[gothic-l] Re: Gothic (Langobardic)

Francisc Czobor czobor at CANTACUZINO.RO
Fri Jul 13 13:05:26 UTC 2001


Hi Dirk,

--- In gothic-l at y..., dirk at s... wrote:
> ...
> Indeed, that is another question that interests me. The exchange of 
 
> "b" for a "p" seems to be a characteristic of both Langobardic and  
> Bavarian and is still clearly noticeable in modern Bavarian. I don't 
> know much about this shift, but would be interested to learn more 
> about it. My hypothesis is that the two languages were very similar 
in 
> the 7th/8th centuries safe for some dialectal variation, which may 
be 
> underscored by the fact that the Langobardic royal house was closely 
> related and of the same origin as the Bavarian ducal house. In fact, 
> the Langobardic royal house was called the Bavarian dynasty.

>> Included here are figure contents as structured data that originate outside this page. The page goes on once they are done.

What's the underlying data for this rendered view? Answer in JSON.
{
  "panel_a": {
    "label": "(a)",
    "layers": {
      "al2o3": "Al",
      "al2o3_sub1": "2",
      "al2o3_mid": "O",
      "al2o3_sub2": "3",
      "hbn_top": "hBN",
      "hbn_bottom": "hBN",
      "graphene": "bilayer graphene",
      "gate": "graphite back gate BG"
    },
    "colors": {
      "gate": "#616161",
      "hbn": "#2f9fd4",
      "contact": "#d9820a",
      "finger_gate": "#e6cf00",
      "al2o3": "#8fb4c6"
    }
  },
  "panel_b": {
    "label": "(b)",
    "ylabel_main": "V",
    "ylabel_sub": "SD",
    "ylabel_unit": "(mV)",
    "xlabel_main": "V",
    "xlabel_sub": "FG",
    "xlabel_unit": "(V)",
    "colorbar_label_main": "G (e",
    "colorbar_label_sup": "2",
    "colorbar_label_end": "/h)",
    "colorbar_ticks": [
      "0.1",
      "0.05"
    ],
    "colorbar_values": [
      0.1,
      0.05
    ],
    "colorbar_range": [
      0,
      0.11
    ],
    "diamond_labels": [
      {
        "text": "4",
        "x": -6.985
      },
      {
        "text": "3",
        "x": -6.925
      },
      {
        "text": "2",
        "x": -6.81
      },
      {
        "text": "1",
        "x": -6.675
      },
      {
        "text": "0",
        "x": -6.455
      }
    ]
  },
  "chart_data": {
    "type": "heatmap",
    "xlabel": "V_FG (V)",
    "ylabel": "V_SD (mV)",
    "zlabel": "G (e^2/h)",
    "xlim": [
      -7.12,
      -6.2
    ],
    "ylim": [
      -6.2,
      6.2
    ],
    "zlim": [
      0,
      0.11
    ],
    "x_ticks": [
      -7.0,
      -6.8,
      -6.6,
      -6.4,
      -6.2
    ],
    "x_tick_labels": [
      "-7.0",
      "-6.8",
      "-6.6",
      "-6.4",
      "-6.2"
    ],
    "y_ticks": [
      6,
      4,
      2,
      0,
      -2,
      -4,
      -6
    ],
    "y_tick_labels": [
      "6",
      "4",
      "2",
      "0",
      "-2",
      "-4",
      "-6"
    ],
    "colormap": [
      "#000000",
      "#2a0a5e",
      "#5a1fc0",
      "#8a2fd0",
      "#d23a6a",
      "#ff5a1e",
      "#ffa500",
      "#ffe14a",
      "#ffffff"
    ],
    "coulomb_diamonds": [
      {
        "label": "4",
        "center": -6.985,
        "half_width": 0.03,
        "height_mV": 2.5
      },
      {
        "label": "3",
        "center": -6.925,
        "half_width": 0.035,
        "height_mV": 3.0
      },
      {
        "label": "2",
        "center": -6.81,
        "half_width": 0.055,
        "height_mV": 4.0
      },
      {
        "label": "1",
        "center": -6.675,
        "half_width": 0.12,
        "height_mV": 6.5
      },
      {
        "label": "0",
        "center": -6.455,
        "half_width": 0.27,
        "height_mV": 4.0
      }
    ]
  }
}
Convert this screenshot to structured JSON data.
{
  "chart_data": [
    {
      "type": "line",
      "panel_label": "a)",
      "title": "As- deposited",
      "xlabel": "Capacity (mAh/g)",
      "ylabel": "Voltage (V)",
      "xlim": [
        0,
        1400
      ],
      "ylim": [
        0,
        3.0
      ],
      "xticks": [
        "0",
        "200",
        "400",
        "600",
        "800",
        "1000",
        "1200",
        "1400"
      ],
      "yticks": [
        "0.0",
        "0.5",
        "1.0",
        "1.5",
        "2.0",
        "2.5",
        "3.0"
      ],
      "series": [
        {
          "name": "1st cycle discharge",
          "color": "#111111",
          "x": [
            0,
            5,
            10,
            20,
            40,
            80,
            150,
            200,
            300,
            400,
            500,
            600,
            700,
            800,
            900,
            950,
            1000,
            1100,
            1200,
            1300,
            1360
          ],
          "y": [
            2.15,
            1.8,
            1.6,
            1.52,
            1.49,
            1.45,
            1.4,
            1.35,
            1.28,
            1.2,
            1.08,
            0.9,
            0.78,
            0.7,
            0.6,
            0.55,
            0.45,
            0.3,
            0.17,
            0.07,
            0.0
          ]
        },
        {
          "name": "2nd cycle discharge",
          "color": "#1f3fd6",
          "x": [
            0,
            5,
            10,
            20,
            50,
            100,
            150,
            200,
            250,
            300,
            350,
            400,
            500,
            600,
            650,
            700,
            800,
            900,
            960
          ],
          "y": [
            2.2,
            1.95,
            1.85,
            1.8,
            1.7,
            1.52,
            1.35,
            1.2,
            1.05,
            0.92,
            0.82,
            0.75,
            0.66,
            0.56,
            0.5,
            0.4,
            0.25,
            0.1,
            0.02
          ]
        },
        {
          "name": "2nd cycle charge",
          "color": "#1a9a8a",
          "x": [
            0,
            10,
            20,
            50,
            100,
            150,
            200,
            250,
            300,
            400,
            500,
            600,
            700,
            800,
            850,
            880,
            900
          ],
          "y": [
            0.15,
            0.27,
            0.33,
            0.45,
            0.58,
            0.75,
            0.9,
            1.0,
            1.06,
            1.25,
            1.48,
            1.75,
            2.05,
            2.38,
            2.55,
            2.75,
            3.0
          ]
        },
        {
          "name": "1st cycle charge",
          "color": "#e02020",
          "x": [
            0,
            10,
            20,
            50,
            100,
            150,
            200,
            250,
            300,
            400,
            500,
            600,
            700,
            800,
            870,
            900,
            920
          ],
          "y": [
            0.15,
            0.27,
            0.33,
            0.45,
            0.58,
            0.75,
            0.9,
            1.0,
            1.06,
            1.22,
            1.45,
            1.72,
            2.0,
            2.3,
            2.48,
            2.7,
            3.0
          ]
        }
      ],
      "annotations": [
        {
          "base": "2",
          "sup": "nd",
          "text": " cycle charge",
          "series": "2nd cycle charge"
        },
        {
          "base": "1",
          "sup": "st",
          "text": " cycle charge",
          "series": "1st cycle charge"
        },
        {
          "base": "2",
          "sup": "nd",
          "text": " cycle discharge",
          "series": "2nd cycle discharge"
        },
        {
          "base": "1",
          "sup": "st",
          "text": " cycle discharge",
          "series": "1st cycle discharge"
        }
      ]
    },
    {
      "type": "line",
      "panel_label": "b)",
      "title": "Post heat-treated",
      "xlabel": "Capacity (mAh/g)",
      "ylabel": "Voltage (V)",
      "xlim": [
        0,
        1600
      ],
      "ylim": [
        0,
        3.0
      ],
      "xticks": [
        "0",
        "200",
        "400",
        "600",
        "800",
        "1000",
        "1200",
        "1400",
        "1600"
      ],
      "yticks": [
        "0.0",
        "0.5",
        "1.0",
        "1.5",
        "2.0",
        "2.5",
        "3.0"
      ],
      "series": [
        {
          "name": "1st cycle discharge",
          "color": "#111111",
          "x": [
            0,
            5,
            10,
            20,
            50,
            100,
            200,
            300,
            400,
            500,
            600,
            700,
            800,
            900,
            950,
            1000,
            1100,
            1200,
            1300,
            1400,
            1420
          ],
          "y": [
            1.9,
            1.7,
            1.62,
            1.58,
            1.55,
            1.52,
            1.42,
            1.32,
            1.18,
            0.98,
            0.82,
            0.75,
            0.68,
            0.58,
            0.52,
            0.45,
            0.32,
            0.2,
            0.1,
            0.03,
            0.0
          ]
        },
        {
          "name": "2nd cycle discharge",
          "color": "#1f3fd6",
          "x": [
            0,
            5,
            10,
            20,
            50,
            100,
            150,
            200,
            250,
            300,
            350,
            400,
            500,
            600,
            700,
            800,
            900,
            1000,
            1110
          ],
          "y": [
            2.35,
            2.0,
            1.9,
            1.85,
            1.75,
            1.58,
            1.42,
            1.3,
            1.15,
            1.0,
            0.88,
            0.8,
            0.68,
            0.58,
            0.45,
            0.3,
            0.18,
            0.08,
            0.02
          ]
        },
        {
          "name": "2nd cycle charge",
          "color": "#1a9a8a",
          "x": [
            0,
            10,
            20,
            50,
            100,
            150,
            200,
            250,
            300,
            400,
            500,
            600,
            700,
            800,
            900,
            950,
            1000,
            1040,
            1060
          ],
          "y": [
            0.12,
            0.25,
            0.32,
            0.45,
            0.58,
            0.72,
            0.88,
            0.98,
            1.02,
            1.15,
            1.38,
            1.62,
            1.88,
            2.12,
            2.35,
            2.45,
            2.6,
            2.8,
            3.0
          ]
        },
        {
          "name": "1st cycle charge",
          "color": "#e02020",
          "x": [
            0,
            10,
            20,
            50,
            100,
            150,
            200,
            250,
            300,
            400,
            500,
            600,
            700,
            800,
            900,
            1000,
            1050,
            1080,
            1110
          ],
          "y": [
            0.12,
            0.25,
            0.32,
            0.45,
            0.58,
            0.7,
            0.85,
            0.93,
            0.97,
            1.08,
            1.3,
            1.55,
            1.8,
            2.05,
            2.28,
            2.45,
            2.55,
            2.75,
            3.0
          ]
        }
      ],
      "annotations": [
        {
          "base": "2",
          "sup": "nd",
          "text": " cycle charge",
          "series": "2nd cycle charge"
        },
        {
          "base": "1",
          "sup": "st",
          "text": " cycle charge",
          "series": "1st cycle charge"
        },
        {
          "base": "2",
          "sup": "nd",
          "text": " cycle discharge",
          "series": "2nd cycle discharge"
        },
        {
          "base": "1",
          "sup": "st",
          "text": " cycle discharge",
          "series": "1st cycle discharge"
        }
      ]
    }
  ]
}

The shift b>p is part of the second consonant shift, that occured in 
High German and Langobardic. In initial position, however, this shift 
appears in only in "Oberdeutsch" (Bavarian-Austrian, Alamanic, Suabian 
and "Oberfränkisch" dialects) and is not reflected in Standard German 
(for instance, in the Bavarian dialect of Old High German we have: 
pruoder for Bruder "brother", part for Bart "beard", peigira for Bayer 
"Bavarian", etc.).
It is not clear to me whether Langobardic was OHG or not. Some 
classify it as an OHG dialect, others say that initially it was an 
Ingevonic (Anglo-Frisian)-type Germanic language, but, being in the 
neighborhood of OHG, participated in the second consonant shift, but 
in somehow different conditions than OHG.